According to the survey, 98 percent of respondents in Senegal say religion is very important, followed by 93 percent in Mali. The lowest percentage was reported in Botswana, 69 percent, which is still a healthy majority.
"That begins to paint a picture of how religious sub-Saharan Africans are," Lugo said.
The study is part of the Pew-Templeton Global Religious Futures Project. More than 25,000 sub-Saharan Africans responded in face-to-face interviews in more than 60 languages.
While the study confirms that Africans are, indeed, morally conservative and religiously pious, researchers explored a variety of topics, including religious tolerance, polygamy, the role of women in society, and political and economic satisfaction.
Islam and Christianity dominate as the most popular religions in the region -- a stark reversal from a century ago when Muslims and Christians were outnumbered by followers of traditional indigenous religions.
But for the past 100 years, indigenous spirituality has been diluted as missionaries carried Islam and Christianity throughout the African continent.
The study reports that the number of Christians in sub-Saharan Africa grew faster than the number of Muslims, from 7 million in 1900 to 470 million in 2010. One in five of the world's Christians lives in sub-Saharan Africa.
While a majority of African Muslims are from the northern region of the continent, nearly 234 million live below the Sahara Desert.
Indigenous African beliefs have not disappeared, but are often incorporated into Islam and Christianity, the report found. A number of sub-Saharan Africans believe in witchcraft, evil spirits, reincarnation and other elements of African spirituality. More than half of the people surveyed in Tanzania, Mali, Senegal and South Africa believe that sacrifices to ancestors or spirits can protect them from harm.
Mary Dhavale, a native of Tanzania who now lives in Atlanta, describes herself as a "righteous child of Jehovah God" and drives two hours every Sunday to worship at a Pentecostal church. She also said her grandfather was a traditional healer.
"You may call him a witch doctor, but he did good things for the people," Dhavale said.

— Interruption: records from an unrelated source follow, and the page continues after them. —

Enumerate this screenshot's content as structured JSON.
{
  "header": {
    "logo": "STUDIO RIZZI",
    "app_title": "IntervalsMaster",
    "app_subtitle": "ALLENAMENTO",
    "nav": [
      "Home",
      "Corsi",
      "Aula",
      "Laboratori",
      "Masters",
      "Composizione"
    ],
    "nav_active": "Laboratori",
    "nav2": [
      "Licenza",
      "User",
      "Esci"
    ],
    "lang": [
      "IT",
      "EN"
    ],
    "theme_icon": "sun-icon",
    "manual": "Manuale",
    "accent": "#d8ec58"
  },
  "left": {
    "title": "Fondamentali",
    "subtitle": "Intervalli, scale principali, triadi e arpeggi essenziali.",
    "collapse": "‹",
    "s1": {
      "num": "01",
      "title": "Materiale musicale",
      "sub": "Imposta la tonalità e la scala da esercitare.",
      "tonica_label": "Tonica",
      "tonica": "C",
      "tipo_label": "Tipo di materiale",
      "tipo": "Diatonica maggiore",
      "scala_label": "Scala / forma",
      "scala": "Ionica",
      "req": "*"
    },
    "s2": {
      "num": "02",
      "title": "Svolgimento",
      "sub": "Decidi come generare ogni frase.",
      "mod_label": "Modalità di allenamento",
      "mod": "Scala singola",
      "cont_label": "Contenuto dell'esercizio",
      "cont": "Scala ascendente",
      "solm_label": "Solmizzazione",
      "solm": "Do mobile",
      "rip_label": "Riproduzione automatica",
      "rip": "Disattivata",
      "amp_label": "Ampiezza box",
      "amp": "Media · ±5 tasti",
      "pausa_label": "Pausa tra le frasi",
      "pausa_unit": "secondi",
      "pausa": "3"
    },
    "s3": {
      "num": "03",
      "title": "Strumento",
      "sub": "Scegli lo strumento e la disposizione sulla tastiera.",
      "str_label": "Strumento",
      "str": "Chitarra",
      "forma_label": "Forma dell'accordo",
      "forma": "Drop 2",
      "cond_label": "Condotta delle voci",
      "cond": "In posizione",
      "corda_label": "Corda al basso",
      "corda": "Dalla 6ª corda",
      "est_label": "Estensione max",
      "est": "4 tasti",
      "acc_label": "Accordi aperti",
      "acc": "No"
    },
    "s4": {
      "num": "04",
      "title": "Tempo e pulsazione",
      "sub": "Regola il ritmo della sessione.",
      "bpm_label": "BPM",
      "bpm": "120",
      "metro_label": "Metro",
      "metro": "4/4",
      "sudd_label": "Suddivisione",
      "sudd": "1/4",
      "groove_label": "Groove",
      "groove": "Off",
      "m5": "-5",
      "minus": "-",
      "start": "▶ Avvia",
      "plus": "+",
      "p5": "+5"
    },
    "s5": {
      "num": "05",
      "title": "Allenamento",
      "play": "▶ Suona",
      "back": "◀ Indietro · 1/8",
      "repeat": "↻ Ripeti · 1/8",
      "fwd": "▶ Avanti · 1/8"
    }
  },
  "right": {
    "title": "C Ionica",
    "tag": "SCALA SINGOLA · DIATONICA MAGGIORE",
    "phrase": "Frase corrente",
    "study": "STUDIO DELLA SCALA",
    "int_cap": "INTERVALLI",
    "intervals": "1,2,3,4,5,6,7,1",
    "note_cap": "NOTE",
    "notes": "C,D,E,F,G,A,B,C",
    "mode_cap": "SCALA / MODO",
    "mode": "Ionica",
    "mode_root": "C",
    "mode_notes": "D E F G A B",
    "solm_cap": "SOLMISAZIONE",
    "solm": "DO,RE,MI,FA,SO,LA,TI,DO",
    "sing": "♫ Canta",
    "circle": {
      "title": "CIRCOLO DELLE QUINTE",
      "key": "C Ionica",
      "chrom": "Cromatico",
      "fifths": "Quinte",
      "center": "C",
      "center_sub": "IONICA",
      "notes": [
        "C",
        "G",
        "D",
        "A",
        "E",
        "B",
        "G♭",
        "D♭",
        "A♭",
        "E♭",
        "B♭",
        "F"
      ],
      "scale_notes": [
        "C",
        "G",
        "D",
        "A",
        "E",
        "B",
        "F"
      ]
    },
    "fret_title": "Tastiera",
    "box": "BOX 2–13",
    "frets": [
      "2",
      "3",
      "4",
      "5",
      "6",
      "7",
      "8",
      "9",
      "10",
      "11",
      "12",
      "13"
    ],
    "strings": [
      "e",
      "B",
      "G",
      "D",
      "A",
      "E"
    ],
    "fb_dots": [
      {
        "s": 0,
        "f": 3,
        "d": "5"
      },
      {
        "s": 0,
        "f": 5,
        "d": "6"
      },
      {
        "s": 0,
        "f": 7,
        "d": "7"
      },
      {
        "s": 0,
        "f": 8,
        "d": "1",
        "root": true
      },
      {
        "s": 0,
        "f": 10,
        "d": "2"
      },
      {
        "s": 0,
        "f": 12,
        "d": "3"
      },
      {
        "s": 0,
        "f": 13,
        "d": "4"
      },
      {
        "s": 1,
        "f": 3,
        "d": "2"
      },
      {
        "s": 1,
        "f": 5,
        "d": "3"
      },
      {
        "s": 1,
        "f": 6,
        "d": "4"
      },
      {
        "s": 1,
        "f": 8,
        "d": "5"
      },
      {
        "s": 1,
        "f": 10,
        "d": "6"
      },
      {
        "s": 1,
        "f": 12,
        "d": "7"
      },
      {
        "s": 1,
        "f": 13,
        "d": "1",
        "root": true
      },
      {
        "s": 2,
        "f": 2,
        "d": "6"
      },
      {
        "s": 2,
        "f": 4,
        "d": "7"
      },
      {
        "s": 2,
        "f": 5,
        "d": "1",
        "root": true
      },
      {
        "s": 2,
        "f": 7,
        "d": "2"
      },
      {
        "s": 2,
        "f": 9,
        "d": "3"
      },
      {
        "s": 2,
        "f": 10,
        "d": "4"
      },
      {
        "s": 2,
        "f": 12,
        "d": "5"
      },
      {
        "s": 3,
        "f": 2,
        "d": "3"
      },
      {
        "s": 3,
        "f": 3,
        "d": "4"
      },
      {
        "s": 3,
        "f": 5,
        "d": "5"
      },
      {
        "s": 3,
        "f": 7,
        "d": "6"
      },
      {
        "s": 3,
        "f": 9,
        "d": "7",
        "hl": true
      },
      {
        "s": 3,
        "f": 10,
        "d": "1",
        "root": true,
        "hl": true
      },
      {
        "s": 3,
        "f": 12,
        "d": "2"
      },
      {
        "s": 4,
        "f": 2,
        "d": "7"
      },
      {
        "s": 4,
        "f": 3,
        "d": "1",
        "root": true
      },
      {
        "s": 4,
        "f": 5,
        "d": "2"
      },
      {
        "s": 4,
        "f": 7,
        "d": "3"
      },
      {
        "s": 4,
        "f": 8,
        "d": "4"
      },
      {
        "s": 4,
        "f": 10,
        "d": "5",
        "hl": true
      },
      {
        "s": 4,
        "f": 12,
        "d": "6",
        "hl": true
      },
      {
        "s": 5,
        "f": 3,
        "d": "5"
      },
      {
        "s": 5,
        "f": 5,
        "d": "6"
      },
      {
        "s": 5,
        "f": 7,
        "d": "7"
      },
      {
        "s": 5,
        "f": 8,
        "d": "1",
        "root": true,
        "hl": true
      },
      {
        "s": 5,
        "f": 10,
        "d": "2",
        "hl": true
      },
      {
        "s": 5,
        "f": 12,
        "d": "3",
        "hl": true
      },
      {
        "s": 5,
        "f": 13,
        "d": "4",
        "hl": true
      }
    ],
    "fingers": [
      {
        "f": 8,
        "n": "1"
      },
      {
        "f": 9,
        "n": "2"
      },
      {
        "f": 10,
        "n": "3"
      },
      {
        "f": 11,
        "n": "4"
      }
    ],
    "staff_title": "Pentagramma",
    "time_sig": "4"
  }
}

Dhavale's grandfather attended Catholic services for most of his life, even as he concocted herbal drinks and crafted charms to ward off evil spirits or expose petty crimes in the neighbourhood.
"If your child is sick or if your car is spoiled, people would go to my grandfather and find out who did it," Dhavale said. Such syncretism of religions is not uncommon in Africa.
Sulayman Nyang, a professor at Howard University's African Studies Department, said by honouring traditional religious practices, sub-Saharan Africans are able to maintain their African identity and strengthen ethnic unity.
However, Nyang said indigenous religions are not practised in a pure form because Africans want to maintain their "dignity" and "want to be accepted into the new world of modernity."
According to the Pew survey, most sub-Saharan African Muslims are Sunni. Within Christianity, Catholicism dominates in Guinea Bissau, Rwanda and Cameroon, while Liberia, South Africa, Zambia, Kenya, Nigeria, and Botswana are predominantly Protestant.
Pentecostalism is rapidly spreading and deeply influential across the region, and also across Christian denominations.
"Casting out of the devil or evil spirits, high degree of apocalyptic expectations, the health-and-wealth `prosperity gospel' is the new Christian phenomenon of the Pentecostalism in sub-Saharan Africa," Lugo said.
The study suggests that the degree of concern about religious conflict is often interwoven with concerns about ethnic conflict. In Rwanda, for example, tensions between Hutu and Tutsi ethnic communities erupted in the 1994 genocide. Nigeria continues to be wracked by Muslim-Christian violence.
The 19 countries represented in the survey comprise 75 percent of the population of sub-Saharan Africa. The countries are: Botswana, Cameroon, Chad, Djibouti, Democratic Republic of Congo, Ethiopia, Ghana, Guinea Bissau, Kenya, Liberia, Mali, Mozambique, Nigeria, Rwanda, South Africa, Senegal, Tanzania, Uganda and Zambia.